Le ministre sénégalais de la Culture et de la Communication annonce une rencontre de planification des priorités du cinéma

 

Le ministre de la Culture et de la Communication, Abdoulaye Diop, a annoncé vendredi, la tenue prochaine d’une rencontre avec les acteurs du cinéma pour dégager des priorités censées redonner un nouveau souffle au septième art sénégalais.

‘’Au terme de ce séminaire que nous allons tenir dix jours après le ramadan avec tous les acteurs, nous allons dégager les priorités et qu’ensemble nous apportions un dynamisme et un souffle nouveau au cinéma sénégalais’’, a-t-il dit au terme d’une visite effectuée à Direction de la cinématographie du Sénégal (DCI), un service relevant de son département.

Abdoulaye Diop s’est dit ‘’prêt à accompagner’’ les acteurs pour une ‘’esquisse et une orientation des priorités pour le bien être du cinéma sénégalais’’.

‘’Nous voulons d’un cinéma autonome qui n’aura pas besoin du FOPICA (Fonds de promotion de l’industrie cinématographique audiovisuelle). Indiquez nous des pistes pour des fonds supplémentaires. Nous allons vous suivre dans ce que vous pensez être le mieux pour le cinéma’’, a-t-il lancé aux acteurs.
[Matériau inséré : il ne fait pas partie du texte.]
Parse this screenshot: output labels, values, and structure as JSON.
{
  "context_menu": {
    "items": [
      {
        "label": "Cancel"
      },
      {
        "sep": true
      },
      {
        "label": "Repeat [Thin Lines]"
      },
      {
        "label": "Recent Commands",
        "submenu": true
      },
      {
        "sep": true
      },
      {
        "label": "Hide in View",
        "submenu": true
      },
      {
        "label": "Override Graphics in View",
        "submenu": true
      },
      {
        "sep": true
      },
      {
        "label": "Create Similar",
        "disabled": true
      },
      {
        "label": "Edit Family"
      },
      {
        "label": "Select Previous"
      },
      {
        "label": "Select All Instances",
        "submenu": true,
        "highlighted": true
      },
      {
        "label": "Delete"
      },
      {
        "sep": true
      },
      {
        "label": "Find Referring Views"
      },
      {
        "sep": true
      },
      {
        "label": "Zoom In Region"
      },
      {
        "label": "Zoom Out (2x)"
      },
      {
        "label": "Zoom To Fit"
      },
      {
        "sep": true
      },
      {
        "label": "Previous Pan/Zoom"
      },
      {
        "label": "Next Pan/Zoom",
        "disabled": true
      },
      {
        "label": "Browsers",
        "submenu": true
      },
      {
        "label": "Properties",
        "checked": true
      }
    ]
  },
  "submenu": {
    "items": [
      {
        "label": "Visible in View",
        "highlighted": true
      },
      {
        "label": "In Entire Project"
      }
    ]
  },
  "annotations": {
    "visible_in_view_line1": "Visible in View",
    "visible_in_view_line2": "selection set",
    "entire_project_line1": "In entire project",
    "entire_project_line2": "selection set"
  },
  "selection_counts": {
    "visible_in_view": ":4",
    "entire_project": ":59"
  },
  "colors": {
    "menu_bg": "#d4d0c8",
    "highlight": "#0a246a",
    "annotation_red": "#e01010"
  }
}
Il a rappelé la volonté politique affichée par le chef de l’Etat Macky Sall qui appuie pour l’éclosion de ‘’ce monde magnifique’’ qu’est le cinéma sénégalais à travers le FOPICA.
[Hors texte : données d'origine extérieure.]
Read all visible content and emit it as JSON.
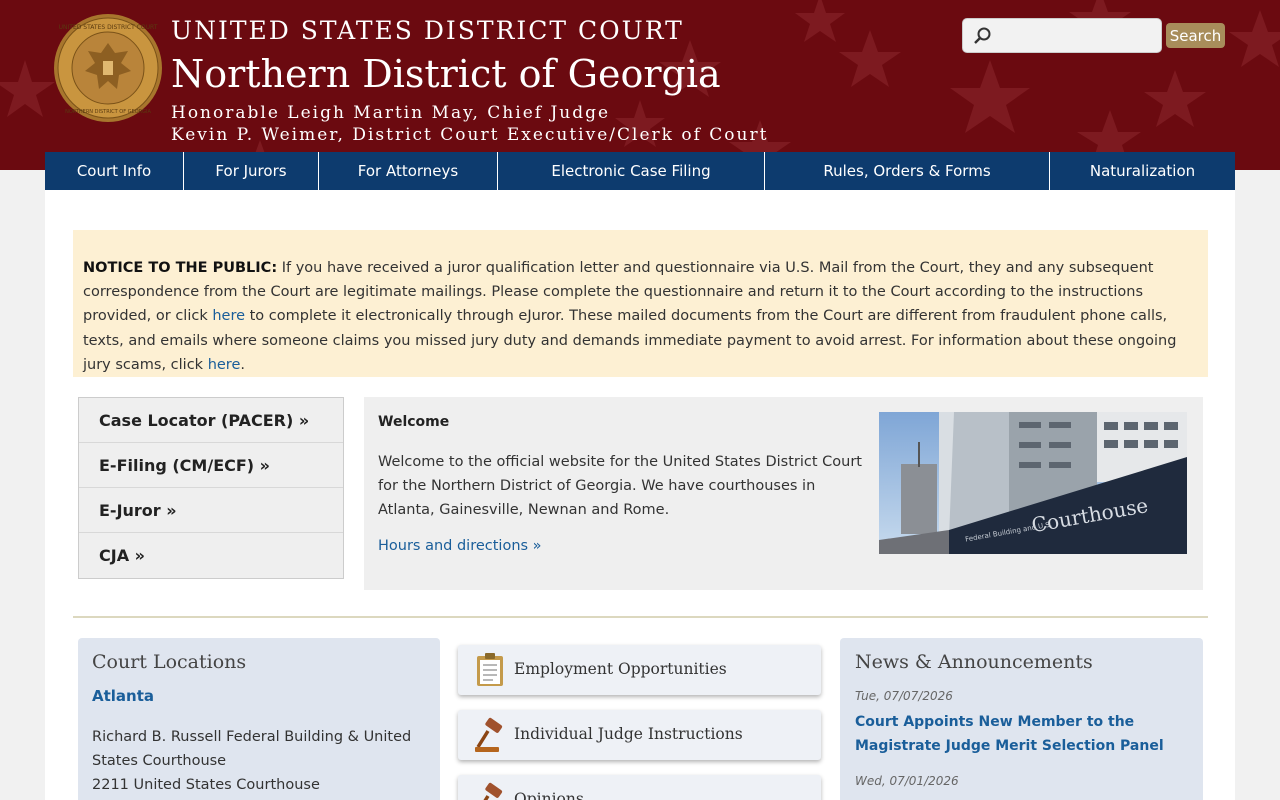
{
  "header": {
    "line1": "UNITED STATES DISTRICT COURT",
    "line2": "Northern District of Georgia",
    "line3": "Honorable Leigh Martin May, Chief Judge",
    "line4": "Kevin P. Weimer, District Court Executive/Clerk of Court",
    "seal_text_top": "UNITED STATES DISTRICT COURT",
    "seal_text_bottom": "NORTHERN DISTRICT OF GEORGIA"
  },
  "search": {
    "placeholder": "",
    "button_label": "Search",
    "icon": "search-icon"
  },
  "nav": [
    "Court Info",
    "For Jurors",
    "For Attorneys",
    "Electronic Case Filing",
    "Rules, Orders & Forms",
    "Naturalization"
  ],
  "notice": {
    "label": "NOTICE TO THE PUBLIC:",
    "text1": " If you have received a juror qualification letter and questionnaire via U.S. Mail from the Court, they and any subsequent correspondence from the Court are legitimate mailings. Please complete the questionnaire and return it to the Court according to the instructions provided, or click ",
    "link1": "here",
    "text2": " to complete it electronically through eJuror. These mailed documents from the Court are different from fraudulent phone calls, texts, and emails where someone claims you missed jury duty and demands immediate payment to avoid arrest. For information about these ongoing jury scams, click ",
    "link2": "here",
    "text3": "."
  },
  "quicklinks": [
    "Case Locator (PACER) »",
    "E-Filing (CM/ECF) »",
    "E-Juror »",
    "CJA »"
  ],
  "welcome": {
    "title": "Welcome",
    "text": "Welcome to the official website for the United States District Court for the Northern District of Georgia. We have courthouses in Atlanta, Gainesville, Newnan and Rome.",
    "link": "Hours and directions »",
    "photo_sign": "Richard B. Russell Federal Building and U.S. Courthouse"
  },
  "locations": {
    "title": "Court Locations",
    "city": "Atlanta",
    "address_line1": "Richard B. Russell Federal Building & United States Courthouse",
    "address_line2": "2211 United States Courthouse"
  },
  "tiles": [
    {
      "label": "Employment Opportunities",
      "icon": "clipboard-icon"
    },
    {
      "label": "Individual Judge Instructions",
      "icon": "gavel-icon"
    },
    {
      "label": "Opinions",
      "icon": "gavel-icon"
    }
  ],
  "news": {
    "title": "News & Announcements",
    "items": [
      {
        "date": "Tue, 07/07/2026",
        "headline": "Court Appoints New Member to the Magistrate Judge Merit Selection Panel"
      },
      {
        "date": "Wed, 07/01/2026",
        "headline": ""
      }
    ]
  },
  "colors": {
    "header_bg": "#6b0a10",
    "nav_bg": "#0d3b6e",
    "link": "#1a5e9a",
    "notice_bg": "#fdf0d3",
    "search_button": "#a88d5b"
  }
}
Le ministre s’est également engagé à prêter une oreille attentive aux professionnels du secteur du cinéma qui ont à leur tour décliné quelques propositions.
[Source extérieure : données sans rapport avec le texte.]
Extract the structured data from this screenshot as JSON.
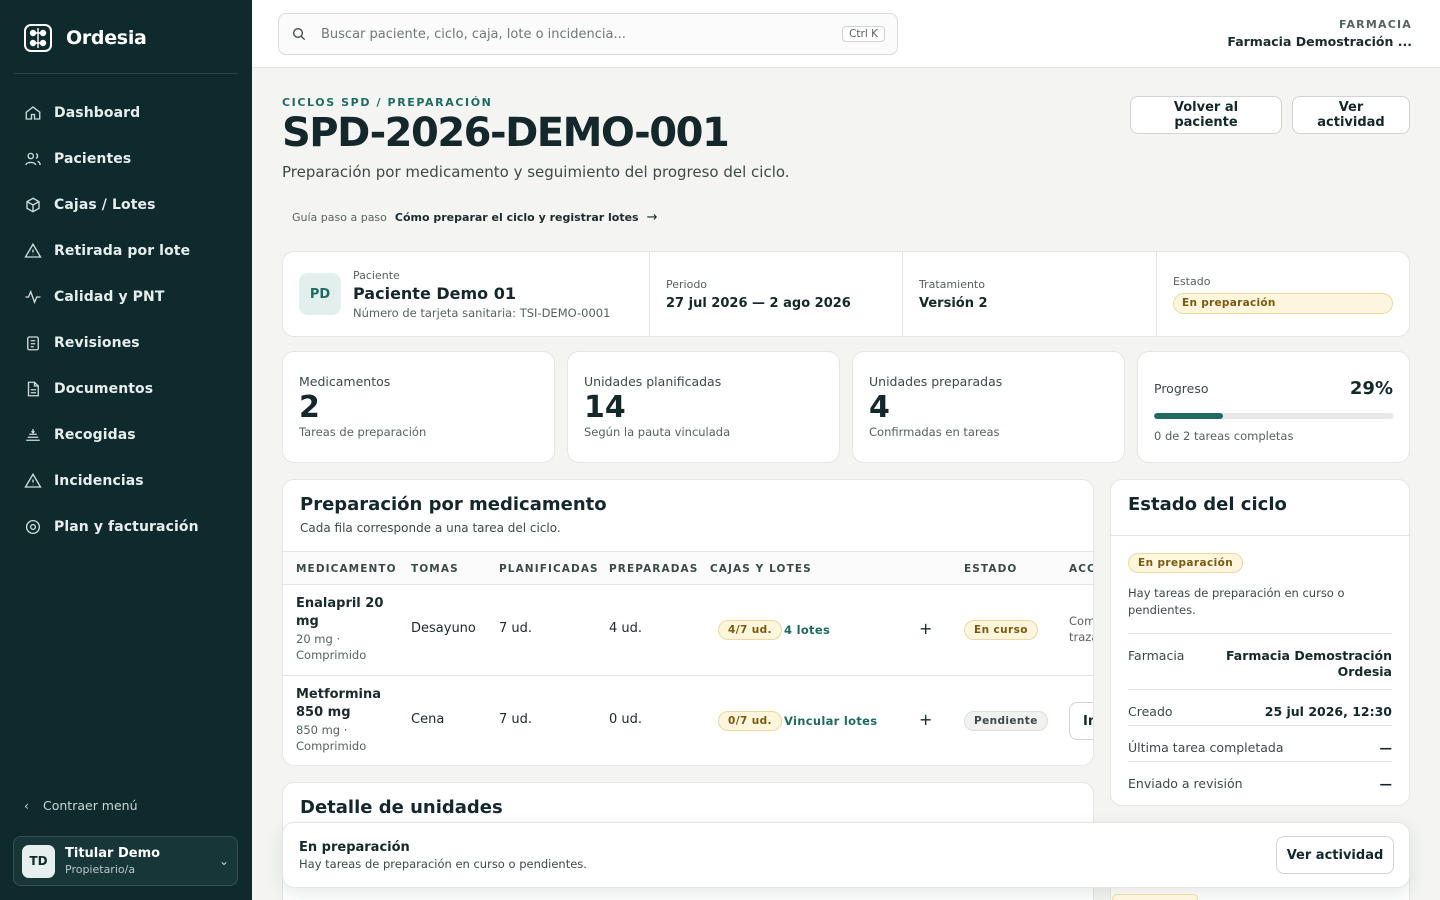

‘’Il faut une planification humble et réaliste, des investissements lourds, un travail structurel, un partenariat public-privé’’, a souligné Alain Gomis, lauréat des deux Etalon d’or de Yennenga (2013 et 2017) du Sénégal au Festival panafricaine du cinéma et de la télévision (FESPACO).

Le critique de cinéma et journaliste, Baba Diop a de son côté attiré l’attention sur la ‘’nécessité’’ de se pencher sur la formation avec la fermeture depuis deux ans du master 2 de réalisation de l’Université Gaston Berger de Saint-Louis et la restauration des archives cinématographiques.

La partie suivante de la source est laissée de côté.